Megan and Elizabeth Devin were given the choice by their father, Charlotte County businessman Bill Devin, of whether they wanted to go to Disney World or donate the funds to the efforts to save the Clarkton Bridge.
Showing a wisdom beyond their years, they chose, the latter.
So yesterday, they presented Jon Kukla of the Patrick Henry Memorial Foundation with a check for $5,000. The foundation is collecting the money for the bridge repairs.
"We like the bridge," Meghan, 7, said as her sister Elizabeth, 6, nodded. "We don't want them to tear it down."
"We talked back in the early spring," Bill Devin said as he stood on the Clarkton Bridge yesterday. "We were planning a week's stay at Disney World, but when they heard this bridge was going to be torn down, they - not me - decided they had rather take a short trip to Virginia Beach and save the rest of the vacation money for bridge restoration."
He said his daughters had spent a lot of time at the historic bridge.
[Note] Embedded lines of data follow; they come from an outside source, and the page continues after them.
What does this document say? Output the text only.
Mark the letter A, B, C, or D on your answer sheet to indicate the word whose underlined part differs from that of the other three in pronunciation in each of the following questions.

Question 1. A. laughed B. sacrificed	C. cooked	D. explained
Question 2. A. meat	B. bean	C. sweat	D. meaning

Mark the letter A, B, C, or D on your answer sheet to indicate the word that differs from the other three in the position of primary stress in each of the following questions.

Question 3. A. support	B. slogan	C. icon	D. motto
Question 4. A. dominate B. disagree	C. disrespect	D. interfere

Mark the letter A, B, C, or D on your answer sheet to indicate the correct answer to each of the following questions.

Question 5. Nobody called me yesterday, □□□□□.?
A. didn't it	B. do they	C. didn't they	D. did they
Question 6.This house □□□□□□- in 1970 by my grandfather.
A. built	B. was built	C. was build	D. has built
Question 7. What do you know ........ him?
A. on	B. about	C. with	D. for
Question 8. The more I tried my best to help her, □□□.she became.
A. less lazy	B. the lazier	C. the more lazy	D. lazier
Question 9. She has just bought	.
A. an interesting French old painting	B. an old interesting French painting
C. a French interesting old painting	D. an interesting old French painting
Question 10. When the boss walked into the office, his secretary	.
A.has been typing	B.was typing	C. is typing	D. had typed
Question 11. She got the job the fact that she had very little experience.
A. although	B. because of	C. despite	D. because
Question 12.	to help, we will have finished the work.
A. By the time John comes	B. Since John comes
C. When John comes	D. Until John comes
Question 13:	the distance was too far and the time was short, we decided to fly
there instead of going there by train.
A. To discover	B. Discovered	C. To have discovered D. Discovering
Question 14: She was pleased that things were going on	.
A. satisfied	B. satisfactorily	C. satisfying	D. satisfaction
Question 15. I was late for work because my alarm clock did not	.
"We've had birthday parties and picnics here," he said. "They were really upset about it when they heard they were planning to tear it down and decided themselves to donate the vacation money to help save the bridge."
And the money couldn't have come at a better time, according to bridge advocates.
I "We have a deadline of September 9 to come up with the necessary funds to make the critical repairs on the bridge," Jack Dunavant said. "It's getting kind of close."
According to Dunavant, the initial repairs on the bridge will cost around $587,000.
"We have a gift from one donor of $225,000," he said.
In order for construction to proceed as scheduled, several bridge advocates will reportedly have to sign a contract stipulating the money will be available to pay English Construction, who will be doing the repairs.
"We've gotten orders from (VDOT Commissioner Philip) Shucet that that's the way it has to be done," Dunavant said. "We don't have to have the money in hand on the ninth, but we have to show that we have access to the money and we're going to be able to pay the contractor."
Halifax attorney and bridge advocate W.W. "Ted" Bennett said that while the deadline was approaching to raise the funds, the final figures on how much was needed weren't available until last week.
"We really didn't know how much we had to raise," he said. "The needed repairs had to be determined, designed and costed out by the contractor."
Advocates have been trying to contact large donors in an effort to raise the necessary funds, according to Dunavant, who said he's hoping the example of Megan and Elizabeth will start a trend.
"We want to get the word out to the school children that they can contribute greatly to their community by helping us raise these funds," he said.